Gran parte de las reformas profundas que hoy propugnan los llamados partidos emergentes son absolutamente necesarias; sobre todo aquellas encaminadas a reducir la Administración, a poner a funcionar los mecanismos de control de cuentas del Estado, a reducir el fraude fiscal y el nepotismo y a meter en cintura a los políticos inmorales y corruptos. También la ley mordaza, y las que recortan las libertades personales frente a la muerte digna u otros temas en base a prejuicios religiosos, deben derogarse en aras de la constitución de un Estado moderno y, de una vez, a la altura de los tiempos.
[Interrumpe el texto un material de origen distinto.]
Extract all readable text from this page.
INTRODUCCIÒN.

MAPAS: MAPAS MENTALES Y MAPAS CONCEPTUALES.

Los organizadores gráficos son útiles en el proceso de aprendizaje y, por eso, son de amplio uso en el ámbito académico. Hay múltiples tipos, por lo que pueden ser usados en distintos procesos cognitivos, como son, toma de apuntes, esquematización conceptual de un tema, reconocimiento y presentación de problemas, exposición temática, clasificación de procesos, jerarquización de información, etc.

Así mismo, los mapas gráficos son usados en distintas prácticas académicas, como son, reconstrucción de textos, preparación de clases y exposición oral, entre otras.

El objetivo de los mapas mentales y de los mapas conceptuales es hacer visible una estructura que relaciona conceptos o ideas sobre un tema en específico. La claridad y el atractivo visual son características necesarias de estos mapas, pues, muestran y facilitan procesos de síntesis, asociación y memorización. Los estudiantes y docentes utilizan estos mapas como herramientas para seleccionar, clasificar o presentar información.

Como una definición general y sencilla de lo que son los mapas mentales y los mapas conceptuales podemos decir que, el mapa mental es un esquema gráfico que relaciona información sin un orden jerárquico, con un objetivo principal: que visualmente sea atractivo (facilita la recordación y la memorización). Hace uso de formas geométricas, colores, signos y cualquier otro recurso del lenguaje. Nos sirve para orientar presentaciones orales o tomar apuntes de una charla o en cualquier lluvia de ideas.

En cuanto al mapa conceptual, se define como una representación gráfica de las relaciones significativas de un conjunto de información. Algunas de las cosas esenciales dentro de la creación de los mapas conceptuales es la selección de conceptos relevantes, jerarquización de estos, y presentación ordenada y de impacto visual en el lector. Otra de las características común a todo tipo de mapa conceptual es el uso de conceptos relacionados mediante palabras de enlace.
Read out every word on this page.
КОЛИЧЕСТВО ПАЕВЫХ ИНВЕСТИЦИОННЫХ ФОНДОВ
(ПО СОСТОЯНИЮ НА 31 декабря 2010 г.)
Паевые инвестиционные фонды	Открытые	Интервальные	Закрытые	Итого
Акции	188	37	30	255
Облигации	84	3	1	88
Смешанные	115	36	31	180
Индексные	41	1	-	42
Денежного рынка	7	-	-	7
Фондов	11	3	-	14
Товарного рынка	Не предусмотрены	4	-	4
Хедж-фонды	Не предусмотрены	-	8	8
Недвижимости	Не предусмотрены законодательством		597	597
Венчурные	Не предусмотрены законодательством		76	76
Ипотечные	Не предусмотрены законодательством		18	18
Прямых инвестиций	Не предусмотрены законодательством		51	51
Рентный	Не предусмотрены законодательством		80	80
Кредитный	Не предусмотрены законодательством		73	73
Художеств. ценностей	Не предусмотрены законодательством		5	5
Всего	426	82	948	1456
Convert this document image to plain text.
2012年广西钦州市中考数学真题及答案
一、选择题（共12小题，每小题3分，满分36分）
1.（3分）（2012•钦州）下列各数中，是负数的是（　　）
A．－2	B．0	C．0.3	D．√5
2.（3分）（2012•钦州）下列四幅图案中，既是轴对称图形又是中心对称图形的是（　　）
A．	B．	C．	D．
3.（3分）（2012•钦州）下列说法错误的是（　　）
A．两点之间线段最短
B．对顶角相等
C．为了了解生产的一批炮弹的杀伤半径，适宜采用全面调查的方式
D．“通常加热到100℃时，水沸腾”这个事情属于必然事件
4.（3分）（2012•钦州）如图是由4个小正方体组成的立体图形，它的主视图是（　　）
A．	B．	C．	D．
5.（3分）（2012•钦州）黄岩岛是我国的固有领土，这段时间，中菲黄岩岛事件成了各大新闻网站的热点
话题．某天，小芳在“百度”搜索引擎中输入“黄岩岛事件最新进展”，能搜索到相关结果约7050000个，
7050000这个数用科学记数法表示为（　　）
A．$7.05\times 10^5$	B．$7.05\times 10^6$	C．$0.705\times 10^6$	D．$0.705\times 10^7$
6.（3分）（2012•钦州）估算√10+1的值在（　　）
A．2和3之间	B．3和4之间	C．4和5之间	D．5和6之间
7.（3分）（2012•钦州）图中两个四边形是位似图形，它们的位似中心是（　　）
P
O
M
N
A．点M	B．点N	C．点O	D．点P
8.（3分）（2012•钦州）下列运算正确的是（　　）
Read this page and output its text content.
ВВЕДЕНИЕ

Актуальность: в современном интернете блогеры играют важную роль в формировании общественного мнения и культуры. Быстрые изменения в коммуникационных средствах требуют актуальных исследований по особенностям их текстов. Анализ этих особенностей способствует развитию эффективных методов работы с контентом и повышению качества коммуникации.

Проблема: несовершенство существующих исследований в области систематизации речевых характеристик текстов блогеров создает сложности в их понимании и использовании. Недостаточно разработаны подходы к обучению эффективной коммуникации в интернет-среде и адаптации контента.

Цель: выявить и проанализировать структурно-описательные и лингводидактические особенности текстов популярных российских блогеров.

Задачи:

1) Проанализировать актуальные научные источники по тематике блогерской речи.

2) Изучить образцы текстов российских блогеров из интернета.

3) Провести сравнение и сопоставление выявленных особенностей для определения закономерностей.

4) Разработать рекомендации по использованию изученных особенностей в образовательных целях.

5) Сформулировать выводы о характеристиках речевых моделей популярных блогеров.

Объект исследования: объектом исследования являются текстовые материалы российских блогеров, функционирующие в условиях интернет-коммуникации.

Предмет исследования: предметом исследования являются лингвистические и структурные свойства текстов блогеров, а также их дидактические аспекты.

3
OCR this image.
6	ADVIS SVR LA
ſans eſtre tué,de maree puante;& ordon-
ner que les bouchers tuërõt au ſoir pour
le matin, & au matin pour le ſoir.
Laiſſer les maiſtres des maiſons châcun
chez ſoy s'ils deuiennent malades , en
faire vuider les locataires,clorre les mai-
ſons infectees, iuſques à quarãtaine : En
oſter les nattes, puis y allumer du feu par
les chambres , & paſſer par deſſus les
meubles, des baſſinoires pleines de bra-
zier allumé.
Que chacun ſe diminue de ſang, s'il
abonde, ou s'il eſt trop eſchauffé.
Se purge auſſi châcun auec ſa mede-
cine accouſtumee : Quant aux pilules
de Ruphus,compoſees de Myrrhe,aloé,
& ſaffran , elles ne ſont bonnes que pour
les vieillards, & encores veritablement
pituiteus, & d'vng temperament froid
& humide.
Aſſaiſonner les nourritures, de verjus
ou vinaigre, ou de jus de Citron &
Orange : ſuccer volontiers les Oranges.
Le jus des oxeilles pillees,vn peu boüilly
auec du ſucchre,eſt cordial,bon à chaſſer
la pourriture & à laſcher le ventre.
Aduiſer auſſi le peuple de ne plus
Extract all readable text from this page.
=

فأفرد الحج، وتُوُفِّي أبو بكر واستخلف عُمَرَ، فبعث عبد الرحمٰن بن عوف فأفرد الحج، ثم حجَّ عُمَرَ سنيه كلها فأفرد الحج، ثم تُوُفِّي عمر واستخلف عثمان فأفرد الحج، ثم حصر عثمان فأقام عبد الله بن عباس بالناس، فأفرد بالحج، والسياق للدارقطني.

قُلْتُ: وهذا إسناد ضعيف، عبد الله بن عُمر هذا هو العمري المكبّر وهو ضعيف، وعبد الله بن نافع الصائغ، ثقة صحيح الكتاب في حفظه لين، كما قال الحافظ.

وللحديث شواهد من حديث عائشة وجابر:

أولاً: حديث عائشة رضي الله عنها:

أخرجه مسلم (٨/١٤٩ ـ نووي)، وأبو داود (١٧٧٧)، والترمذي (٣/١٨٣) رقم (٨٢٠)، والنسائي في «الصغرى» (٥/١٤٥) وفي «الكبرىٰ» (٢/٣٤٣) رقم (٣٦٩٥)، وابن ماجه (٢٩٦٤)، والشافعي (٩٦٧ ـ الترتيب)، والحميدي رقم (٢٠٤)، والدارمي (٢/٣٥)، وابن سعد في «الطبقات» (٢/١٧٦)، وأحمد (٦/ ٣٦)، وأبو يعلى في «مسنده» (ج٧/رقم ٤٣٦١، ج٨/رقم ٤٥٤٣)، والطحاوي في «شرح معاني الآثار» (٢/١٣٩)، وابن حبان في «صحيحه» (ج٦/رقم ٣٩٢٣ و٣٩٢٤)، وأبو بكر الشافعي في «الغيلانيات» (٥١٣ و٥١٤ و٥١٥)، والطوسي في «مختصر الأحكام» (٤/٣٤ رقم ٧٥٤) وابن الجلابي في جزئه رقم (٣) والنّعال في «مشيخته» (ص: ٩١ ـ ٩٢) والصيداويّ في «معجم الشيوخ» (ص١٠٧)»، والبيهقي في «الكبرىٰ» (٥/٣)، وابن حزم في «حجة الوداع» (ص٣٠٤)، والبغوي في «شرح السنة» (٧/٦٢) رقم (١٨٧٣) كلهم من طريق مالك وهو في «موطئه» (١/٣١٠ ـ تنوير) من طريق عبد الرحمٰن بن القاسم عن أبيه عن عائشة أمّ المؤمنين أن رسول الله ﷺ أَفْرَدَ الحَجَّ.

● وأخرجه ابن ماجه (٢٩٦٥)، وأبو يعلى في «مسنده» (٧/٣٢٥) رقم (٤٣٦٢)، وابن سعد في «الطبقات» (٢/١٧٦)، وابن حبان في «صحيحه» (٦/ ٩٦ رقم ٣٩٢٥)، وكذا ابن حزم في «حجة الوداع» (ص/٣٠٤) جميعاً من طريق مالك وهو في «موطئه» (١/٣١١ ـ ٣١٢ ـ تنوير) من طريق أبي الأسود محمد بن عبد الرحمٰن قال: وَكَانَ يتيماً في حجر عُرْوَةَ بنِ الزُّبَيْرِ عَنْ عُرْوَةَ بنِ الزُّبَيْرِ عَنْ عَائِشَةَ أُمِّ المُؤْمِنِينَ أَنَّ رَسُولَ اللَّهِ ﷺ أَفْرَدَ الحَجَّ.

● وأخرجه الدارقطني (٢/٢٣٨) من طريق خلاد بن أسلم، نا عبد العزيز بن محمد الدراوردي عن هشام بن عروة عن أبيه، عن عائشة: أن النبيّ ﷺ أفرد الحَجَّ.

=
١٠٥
En todo lo demás deberíamos sólo a aspirar a hacer crecer al máximo la clase media, lo que viene a ser sinónimo de reducir el desempleo y recuperar los salarios dignos. Considerar la posibilidad de reducir jornadas de forma general en un país cuya macroeconomía crece a pesar de la crisis de empleo, debiera ser también asunto prioritario para repartir el trabajo en un mundo donde, sin que mengüe la productividad en absoluto, la tecnología reduce cada vez más la intervención humana en los procesos industriales.
Y el resto de aventuras y experimentos, mejor con gaseosa; teniendo en cuenta que esos experimentos, aunque ilusionantes y prometedores en pura apariencia, ya se han puesto en práctica en muchos países y siempre con el mismo resultado: fracaso y vuelta al Capitalismo, luego de haberse dejado en el camino generaciones enteras que se han visto obligadas a vivir en la opresión, la falta de expectativas y la miseria más oscuras. Por encima de su elegancia sobre el papel, y del incuestionable atractivo romántico de las teorías colectivistas y libertarias, la universal condición humana —que no parece haber variado en cien mil años ni amenaza con hacerlo ahora— seguramente tenga mucho que ver con el fracaso recurrente de estos postulados, ya bastante antiguos, a través de los cuales algunos siguen empecinados en asaltar un paraíso que sólo existe en los sueños de quienes se niegan a aprender de la Historia.